Now sotol, another Mexican spirit, is showing up here and there, though it’s still far from commonly available. Binny’s carries only Hacienda de Chihuahua. Flor del Desierto, another major brand, launches in Chicago and other U.S. cities this summer.
What is sotol? Sotol is a distilled spirit made from the Dasylirion wheeleri, Asparagaceae (commonly known as Desert Spoon in Spanish).
The word “sotol” comes from “tzotolin,” its name in Nahuatl, the language of the ancient Aztecs, and it refers to both the plant and the beverage made from the plant. Sotol was once thought to be an agave, the plant used to produce tequila and mezcal.

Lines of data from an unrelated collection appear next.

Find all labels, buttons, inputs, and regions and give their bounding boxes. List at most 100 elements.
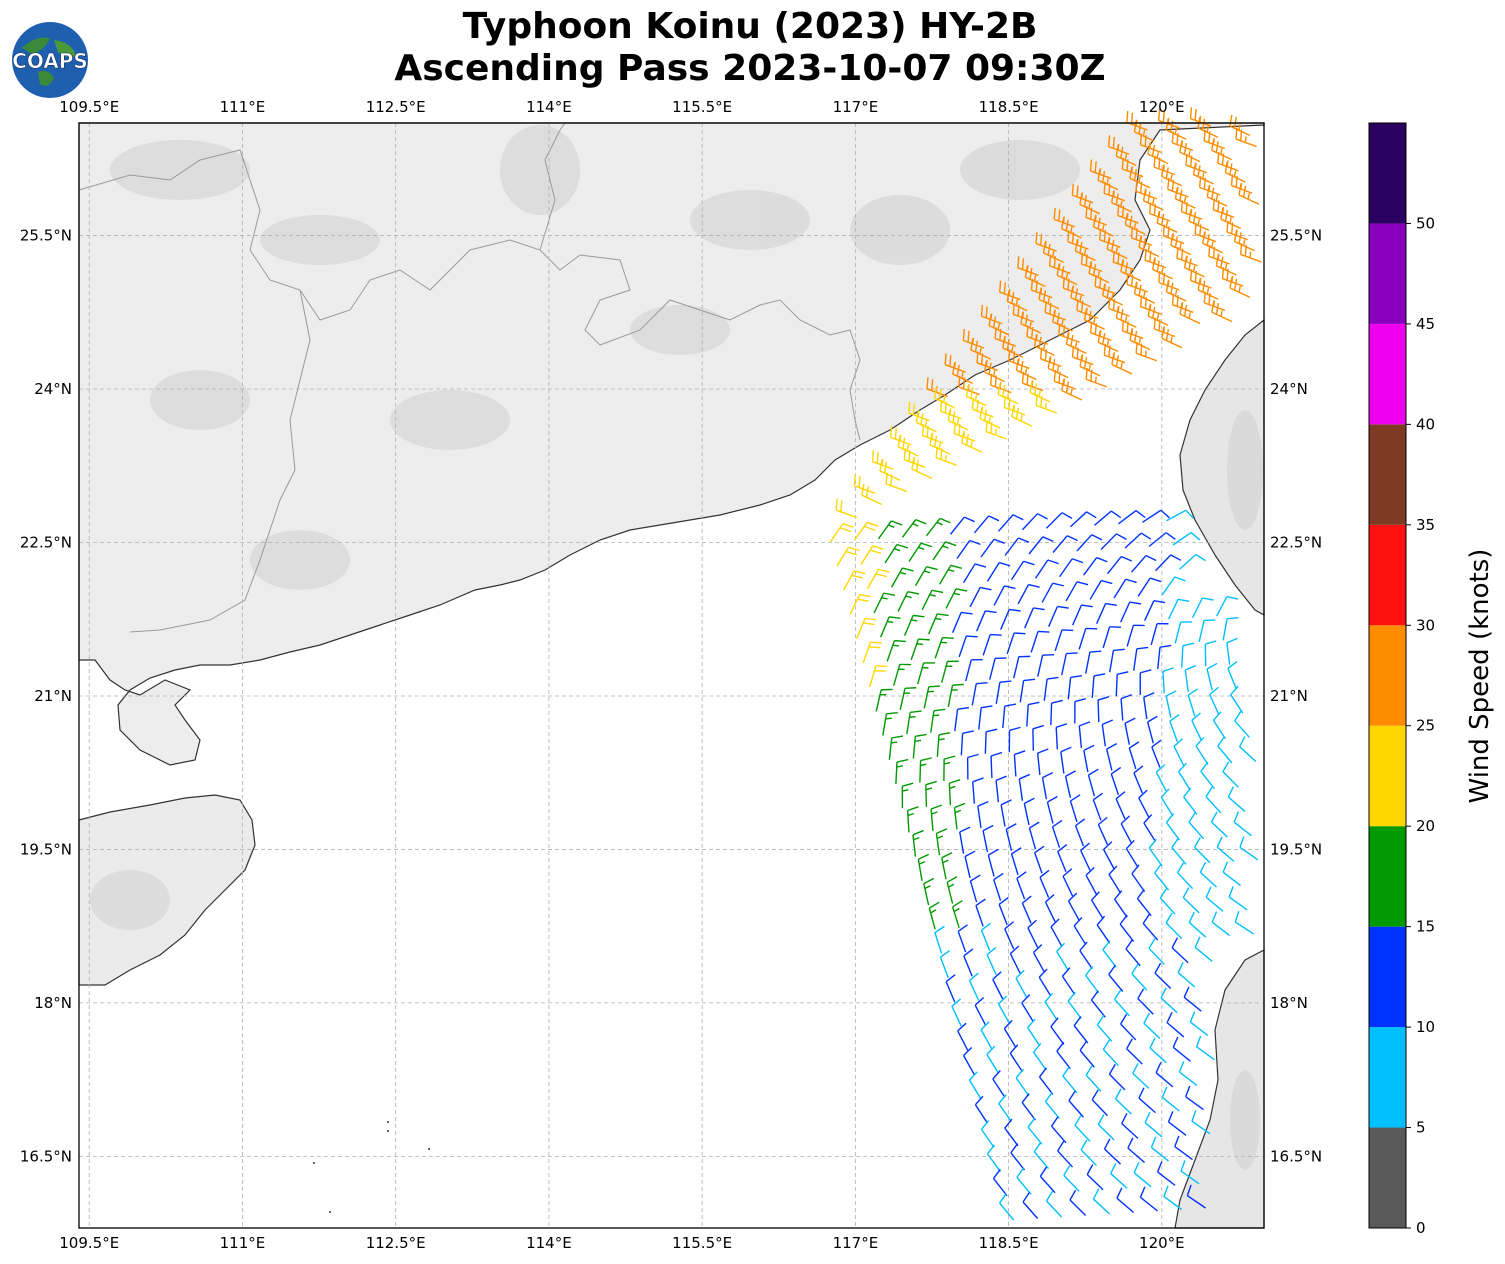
wind-barb [934,925,945,954]
lon-tick-label: 117°E [833,98,879,116]
wind-barb [1071,604,1093,626]
wind-barb [1132,1062,1150,1089]
wind-barb [1050,1116,1067,1144]
wind-barb [1222,761,1239,788]
wind-barb [1085,367,1108,388]
lon-tick-label: 115.5°E [672,1234,732,1252]
wind-barb [1131,864,1146,893]
wind-barb [873,592,896,614]
wind-barb [989,373,1012,394]
wind-barb [1097,168,1119,191]
wind-barb [1041,582,1064,603]
wind-barb [1211,300,1233,323]
wind-barb [1097,330,1119,353]
wind-barb [1220,207,1242,230]
wind-barb [969,586,992,608]
wind-barb [1102,1039,1119,1067]
wind-barb [1079,193,1101,215]
wind-barb [906,806,919,833]
wind-barb [1041,772,1054,800]
wind-barb [890,567,914,588]
wind-barb [1120,1013,1137,1041]
wind-barb [866,568,890,590]
wind-barb [1108,964,1124,992]
wind-barb [1149,1037,1167,1064]
wind-barb [962,1046,975,1076]
wind-barb [1206,662,1218,691]
wind-barb [923,877,935,906]
wind-barb [1002,703,1017,729]
wind-barb [1148,532,1176,548]
wind-barb [954,706,969,732]
wind-barb [1156,211,1178,233]
wind-barb [1157,644,1172,670]
wind-barb [1036,748,1049,776]
wind-barb [1044,992,1058,1021]
wind-barb [917,853,930,882]
wind-barb [1052,310,1073,332]
wind-barb [1115,671,1129,697]
wind-barb [1204,640,1217,667]
wind-barb [861,483,883,506]
wind-barb [1136,888,1152,917]
wind-barb [1208,244,1230,265]
wind-barb [1183,256,1205,278]
wind-barb [1011,405,1033,427]
wind-barb [875,688,893,712]
wind-barb [986,1045,999,1074]
wind-barb [1165,813,1181,841]
province-borders [78,122,861,633]
wind-barb [1199,861,1218,888]
wind-barb [895,758,909,785]
wind-barb [1045,1190,1063,1218]
wind-barb [1061,652,1078,676]
wind-barb [1085,1065,1102,1092]
wind-barb [1089,579,1113,600]
wind-barb [1060,746,1072,774]
wind-barb [1154,962,1172,990]
wind-barb [969,874,981,903]
wind-barb [1004,921,1015,950]
wind-barb [1211,138,1232,161]
wind-barb [974,1095,989,1124]
wind-barb [853,474,876,494]
wind-barb [1043,676,1059,701]
lat-tick-label: 22.5°N [20,533,72,551]
wind-barb [1063,1165,1080,1192]
wind-barb [1009,1044,1023,1073]
wind-barb [1144,599,1166,621]
wind-barb [934,636,954,659]
wind-barb [1074,697,1087,724]
wind-barb [1026,701,1040,727]
wind-barb [1028,821,1040,850]
wind-barb [1010,847,1022,876]
wind-barb [1044,1091,1060,1120]
lat-tick-label: 18°N [1270,994,1308,1012]
wind-barb [1106,742,1118,771]
wind-barb [999,608,1021,630]
wind-barb [1047,356,1069,379]
wind-barb [948,779,961,806]
wind-barb [1100,533,1127,550]
wind-barb [980,922,992,951]
wind-barb [1003,1019,1017,1048]
wind-barb [1171,837,1187,865]
wind-barb [1150,1136,1169,1162]
wind-barb [1015,358,1037,381]
lon-tick-label: 112.5°E [366,1234,426,1252]
wind-barb [1102,940,1117,968]
wind-barb [1083,744,1095,773]
wind-barb [915,411,937,433]
wind-barb [1085,866,1098,895]
wind-barb [1234,910,1255,935]
wind-barb [1024,265,1046,288]
wind-barb [1230,174,1253,194]
wind-barb [1085,965,1100,994]
wind-barb [1055,723,1068,750]
wind-barb [992,1168,1008,1197]
wind-barb [1074,239,1096,261]
wind-barb [1170,233,1192,256]
wind-barb [982,633,1002,656]
wind-barb [1210,811,1228,838]
wind-barb [1078,627,1098,650]
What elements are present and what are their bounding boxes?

It wasn’t until the 1990s, according to Ricardo Pico, Hacienda de Chihuahua brand ambassador, that botanists concluded that sotol was not technically an agave but rather a dasylirion. Agave and sotol are, however, in the same plant order, Asparagales, which also contains vanilla, garlic and asparagus.
Henry J. Bruman, in his wonderful 2000 book “Alcohol in Ancient Mexico,” recounts the many alcoholic beverages that Mexican peoples produced from a wide range of wild plants, including saguaro, mesquite and sotol.
People in the northern Mexican states, such as Chihuahua and Durango, would sometimes eat sotol’s bulbous roots, which contain nutrients that can be converted to alcohol. Like tequila and mezcal, sotol is now produced by steaming or fire-roasting the root to release sugars, which are then mixed with water, fermented and distilled.